Il y a fort à parier qu’une offre raisonnable de Reitmans serait acceptée par les créanciers, juge Jacques Deslauriers, spécialiste du droit de la faillite et de l'insolvabilité à l’Université Laval.« Ils n’ont pas intérêt à ce que la compagnie disparaisse. Surtout les fournisseurs, qui perdraient ainsi un client. »
Tal Woolley fait aussi valoir que Jacob possède des « baux attrayants ». Reitmans pourrait ainsi utiliser certains locaux dans les centres commerciaux pour y installer ses propres enseignes.
En outre, l’intégration de la marque Jacob dans le portefeuille de Reitmans comblerait un vide. Le groupe exploite sept enseignes qui s’adressent à un large éventail de clientèle : les jeunes filles (Smart Set), les femmes matures (Cassis), les femmes rondes (Penningtons et Addition Elle), les femmes enceintes (Thyme Maternité). Or, aucune boutique du groupe ne rejoint la jeune professionnelle comme Jacob le fait. « Jacob s’intègrerait bien », résume l’analyste de Partenaires Versant.
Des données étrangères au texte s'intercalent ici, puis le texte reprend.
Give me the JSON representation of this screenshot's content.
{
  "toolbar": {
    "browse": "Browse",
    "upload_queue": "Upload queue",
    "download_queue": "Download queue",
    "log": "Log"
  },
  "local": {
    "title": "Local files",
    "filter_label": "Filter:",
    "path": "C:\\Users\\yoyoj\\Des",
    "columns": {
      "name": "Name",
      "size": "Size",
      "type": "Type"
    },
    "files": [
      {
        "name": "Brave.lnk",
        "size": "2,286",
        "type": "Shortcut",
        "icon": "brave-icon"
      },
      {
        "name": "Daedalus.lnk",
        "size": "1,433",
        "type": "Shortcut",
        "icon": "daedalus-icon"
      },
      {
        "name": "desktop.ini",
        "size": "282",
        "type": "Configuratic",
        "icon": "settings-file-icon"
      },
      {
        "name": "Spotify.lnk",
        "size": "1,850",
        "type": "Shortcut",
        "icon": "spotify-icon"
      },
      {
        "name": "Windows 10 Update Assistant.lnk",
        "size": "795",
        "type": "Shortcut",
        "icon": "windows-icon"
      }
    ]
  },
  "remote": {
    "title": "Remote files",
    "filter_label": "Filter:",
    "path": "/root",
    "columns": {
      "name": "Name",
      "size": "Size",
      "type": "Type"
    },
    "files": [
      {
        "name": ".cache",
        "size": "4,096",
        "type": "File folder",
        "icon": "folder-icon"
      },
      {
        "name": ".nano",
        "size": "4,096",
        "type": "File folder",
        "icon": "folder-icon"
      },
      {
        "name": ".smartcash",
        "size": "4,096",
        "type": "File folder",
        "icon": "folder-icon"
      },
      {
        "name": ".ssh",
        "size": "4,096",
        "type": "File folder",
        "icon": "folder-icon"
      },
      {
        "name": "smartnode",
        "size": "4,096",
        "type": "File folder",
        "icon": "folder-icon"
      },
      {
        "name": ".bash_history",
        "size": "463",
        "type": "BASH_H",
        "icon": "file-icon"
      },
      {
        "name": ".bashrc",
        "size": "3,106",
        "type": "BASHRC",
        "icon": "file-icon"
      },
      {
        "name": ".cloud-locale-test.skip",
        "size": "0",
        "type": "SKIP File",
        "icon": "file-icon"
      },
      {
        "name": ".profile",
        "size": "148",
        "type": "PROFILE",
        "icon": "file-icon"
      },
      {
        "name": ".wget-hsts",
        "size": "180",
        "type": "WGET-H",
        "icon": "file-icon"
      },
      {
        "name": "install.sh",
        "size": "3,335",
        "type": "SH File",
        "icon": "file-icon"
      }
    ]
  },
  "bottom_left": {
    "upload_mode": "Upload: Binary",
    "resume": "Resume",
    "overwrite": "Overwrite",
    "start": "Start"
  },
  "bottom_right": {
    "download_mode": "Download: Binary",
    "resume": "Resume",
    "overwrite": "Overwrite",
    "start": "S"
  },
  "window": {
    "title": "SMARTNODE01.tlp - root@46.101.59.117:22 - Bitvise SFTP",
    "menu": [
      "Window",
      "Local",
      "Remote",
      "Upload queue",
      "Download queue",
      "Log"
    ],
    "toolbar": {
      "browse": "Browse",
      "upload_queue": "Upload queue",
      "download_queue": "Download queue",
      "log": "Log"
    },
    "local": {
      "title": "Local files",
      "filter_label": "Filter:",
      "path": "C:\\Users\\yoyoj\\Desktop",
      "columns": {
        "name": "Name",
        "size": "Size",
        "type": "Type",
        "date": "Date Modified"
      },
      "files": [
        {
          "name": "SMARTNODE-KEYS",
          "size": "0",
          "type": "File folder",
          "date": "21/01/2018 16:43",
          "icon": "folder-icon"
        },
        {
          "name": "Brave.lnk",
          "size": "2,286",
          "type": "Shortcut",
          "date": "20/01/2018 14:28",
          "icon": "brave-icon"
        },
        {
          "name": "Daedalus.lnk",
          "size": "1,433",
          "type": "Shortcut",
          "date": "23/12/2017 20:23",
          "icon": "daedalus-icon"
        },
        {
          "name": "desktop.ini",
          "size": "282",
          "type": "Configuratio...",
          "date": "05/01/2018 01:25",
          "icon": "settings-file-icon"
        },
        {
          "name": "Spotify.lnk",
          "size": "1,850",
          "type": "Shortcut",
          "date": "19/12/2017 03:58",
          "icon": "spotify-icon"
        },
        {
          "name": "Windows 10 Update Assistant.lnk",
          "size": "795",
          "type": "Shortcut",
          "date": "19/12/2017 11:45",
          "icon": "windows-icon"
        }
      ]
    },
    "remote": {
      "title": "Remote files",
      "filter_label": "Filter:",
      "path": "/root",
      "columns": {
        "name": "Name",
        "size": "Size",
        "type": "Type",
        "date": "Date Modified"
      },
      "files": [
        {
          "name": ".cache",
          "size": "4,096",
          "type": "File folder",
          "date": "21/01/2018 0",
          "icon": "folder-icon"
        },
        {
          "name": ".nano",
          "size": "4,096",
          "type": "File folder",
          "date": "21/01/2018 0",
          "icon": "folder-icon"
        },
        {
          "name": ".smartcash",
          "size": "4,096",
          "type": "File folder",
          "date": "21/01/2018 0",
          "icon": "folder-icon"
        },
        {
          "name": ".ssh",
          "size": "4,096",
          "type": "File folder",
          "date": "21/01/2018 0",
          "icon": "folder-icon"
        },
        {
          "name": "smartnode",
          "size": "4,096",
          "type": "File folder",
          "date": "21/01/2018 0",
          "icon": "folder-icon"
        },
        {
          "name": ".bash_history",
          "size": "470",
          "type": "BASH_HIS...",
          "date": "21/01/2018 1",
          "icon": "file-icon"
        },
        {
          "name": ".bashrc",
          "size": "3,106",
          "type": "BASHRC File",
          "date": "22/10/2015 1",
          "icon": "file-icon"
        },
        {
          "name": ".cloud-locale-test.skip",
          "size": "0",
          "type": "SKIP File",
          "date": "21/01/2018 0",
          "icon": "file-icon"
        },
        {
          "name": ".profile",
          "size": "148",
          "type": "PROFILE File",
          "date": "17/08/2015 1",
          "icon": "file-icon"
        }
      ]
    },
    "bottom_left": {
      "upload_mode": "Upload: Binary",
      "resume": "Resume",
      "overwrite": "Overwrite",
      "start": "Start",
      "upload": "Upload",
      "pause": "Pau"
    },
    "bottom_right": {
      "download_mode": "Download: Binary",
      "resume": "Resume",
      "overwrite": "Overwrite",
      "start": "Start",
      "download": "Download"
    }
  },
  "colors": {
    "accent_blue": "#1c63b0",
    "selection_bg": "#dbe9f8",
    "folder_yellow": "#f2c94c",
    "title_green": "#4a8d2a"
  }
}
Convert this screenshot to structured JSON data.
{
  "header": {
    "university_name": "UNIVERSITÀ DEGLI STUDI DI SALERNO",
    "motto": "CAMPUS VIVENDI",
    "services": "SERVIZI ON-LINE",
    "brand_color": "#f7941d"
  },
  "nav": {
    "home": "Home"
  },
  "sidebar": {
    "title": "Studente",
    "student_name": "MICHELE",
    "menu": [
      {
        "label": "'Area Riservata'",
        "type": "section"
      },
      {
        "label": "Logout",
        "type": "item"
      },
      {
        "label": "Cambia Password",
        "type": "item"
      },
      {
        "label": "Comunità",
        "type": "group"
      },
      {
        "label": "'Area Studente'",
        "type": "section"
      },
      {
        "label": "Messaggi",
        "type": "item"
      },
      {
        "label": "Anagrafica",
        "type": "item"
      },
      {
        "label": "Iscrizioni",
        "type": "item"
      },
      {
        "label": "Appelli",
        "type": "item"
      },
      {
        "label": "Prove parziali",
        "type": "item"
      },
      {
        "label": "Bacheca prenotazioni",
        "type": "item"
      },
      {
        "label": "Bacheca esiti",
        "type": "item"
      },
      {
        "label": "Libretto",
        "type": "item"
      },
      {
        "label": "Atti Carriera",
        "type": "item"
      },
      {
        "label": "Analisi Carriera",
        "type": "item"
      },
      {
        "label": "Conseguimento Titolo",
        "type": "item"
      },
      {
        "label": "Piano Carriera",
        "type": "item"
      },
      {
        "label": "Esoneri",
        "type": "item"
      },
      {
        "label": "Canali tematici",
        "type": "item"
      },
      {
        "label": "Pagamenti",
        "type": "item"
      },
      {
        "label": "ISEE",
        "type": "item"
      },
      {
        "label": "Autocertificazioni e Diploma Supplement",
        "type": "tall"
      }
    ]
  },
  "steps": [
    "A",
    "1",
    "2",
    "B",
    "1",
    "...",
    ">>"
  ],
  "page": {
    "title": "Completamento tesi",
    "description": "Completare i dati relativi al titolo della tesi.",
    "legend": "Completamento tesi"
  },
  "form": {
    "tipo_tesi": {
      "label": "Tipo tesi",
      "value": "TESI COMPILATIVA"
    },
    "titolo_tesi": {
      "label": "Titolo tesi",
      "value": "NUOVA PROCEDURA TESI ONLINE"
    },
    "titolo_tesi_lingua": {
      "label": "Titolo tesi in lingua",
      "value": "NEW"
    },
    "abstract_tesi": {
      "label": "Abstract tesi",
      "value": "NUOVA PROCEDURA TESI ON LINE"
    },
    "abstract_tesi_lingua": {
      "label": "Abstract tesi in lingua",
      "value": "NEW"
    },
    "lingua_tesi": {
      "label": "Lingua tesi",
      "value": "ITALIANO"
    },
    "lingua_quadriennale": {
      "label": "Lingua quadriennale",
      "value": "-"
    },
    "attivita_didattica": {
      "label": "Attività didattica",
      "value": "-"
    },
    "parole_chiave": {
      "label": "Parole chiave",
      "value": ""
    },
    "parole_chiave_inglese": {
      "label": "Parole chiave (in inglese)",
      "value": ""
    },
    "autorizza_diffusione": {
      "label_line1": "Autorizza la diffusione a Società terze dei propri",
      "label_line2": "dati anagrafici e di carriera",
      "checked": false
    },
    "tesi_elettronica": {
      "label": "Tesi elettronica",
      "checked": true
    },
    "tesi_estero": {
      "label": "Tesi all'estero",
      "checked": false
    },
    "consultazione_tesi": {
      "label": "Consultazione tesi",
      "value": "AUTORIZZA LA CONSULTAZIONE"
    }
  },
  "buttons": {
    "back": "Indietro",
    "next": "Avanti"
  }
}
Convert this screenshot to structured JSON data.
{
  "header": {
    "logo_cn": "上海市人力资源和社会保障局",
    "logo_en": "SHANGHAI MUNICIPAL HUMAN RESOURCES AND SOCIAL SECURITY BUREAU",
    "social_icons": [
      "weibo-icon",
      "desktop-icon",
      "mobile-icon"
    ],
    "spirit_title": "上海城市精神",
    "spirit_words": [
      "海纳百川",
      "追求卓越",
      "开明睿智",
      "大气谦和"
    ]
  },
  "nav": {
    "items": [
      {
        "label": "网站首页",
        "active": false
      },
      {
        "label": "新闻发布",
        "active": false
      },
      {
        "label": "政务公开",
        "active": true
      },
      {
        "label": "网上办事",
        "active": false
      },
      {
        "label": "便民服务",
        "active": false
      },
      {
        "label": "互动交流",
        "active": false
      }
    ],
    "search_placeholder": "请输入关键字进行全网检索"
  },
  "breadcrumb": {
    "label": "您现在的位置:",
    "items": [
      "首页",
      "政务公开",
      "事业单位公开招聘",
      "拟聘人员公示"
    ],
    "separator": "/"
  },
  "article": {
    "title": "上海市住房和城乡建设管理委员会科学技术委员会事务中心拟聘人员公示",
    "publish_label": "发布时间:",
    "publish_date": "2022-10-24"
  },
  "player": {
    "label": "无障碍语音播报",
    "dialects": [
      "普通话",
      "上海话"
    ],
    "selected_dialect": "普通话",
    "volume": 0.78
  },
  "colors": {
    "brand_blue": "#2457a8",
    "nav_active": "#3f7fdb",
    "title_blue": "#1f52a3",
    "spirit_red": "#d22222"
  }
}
Jacob préfèrerait trouver un partenaire financier
Chez Jacob, Cristelle Basmaji, la porte-parole et la fille du fondateur de Jacob Joseph Basmaji, affirme que « plusieurs rencontres exploratoires » ont eu lieu au cours des dernières semaines. Mais aucune décision n’a été prise « ni de leur côté ni du nôtre».
Elle précise, en outre, que Jacob préfèrerait « trouver des gens qui vont investir, qui vont devenir des partenaires », plutôt qu’un acquéreur pour tous les actifs du détaillant. « C’est définitivement ce qu’on privilégie ».
Dans une lettre datée du 5 novembre et destinée à la Banque Nationale (son principal créancier), Jacob affirmait que « plusieurs acquéreurs potentiels » avaient été identifiés. À ce moment, le détaillant travaillait déjà avec le cabinet PricewaterhooseCoopers « en vue de procéder à la vente des entreprises exploitées par Boutique Jacob inc.».
Des discussions « avancées » avaient même eu lieu « avec un partenaire stratégique » et Jacob s’attendait « à parvenir avec une entente sous peu. »
Interrogé sur le sujet par lesaffaires.com, le représentant de PricewaterhooseCoopers, Philippe Jordan, avait refusé de donner plus de détails, lors d’une audience en Cours supérieure le 25 novembre. Reitmans et deux cabinets comptables montréalais ont également refusé de répondre à nos questions sur le sujet.
Avantages et inconvénients
Acquérir une entreprise en crise de liquidités comporte un certain nombre d’avantages, indique un avocat montréalais spécialisé dans les faillites et l’insolvabilité. Sans parler du cas de Jacob en particulier, il constate qu’il y a « souvent de bonnes compagnies qui se mettent sur Loi sur les arrangements avec les créanciers des compagnies (LACC). Des compagnies qui ont de bons produits, de bons employés, de bons actifs ». Dans certains cas, la qualité de la gestion a fait défaut. Parfois, c’est purement une histoire de malchance, raconte-t-il.
Ce type d’acquisition est souvent avantageux car le prix est bas, « qu’on obtient des actifs libres de dettes » et qu’il est possible de profiter de la restructuration judiciaire pour résilier des contrats gênants, par exemple.
En revanche, la relation avec les fournisseurs peut être difficile. « Après avoir reçu 10, 20 ou 30 cennes par dollar, ce n’est pas dit que les fournisseurs échaudés vont continuer de donner les mêmes termes de crédit. » La marque peut aussi avoir subi des dommages importants pendant la restructuration, l’achalandage risque d’avoir diminué, et les meilleurs employés auront peut-être déserté.
Et, dans certains cas, le nouvel acquéreur peut se rendre compte après coup que l’entreprise n’était tout simplement pas « une bonne entreprise », conclut l’expert en matière d’insolvabilité.
Jacob a obtenu la protection des tribunaux jusqu’au 14 décembre.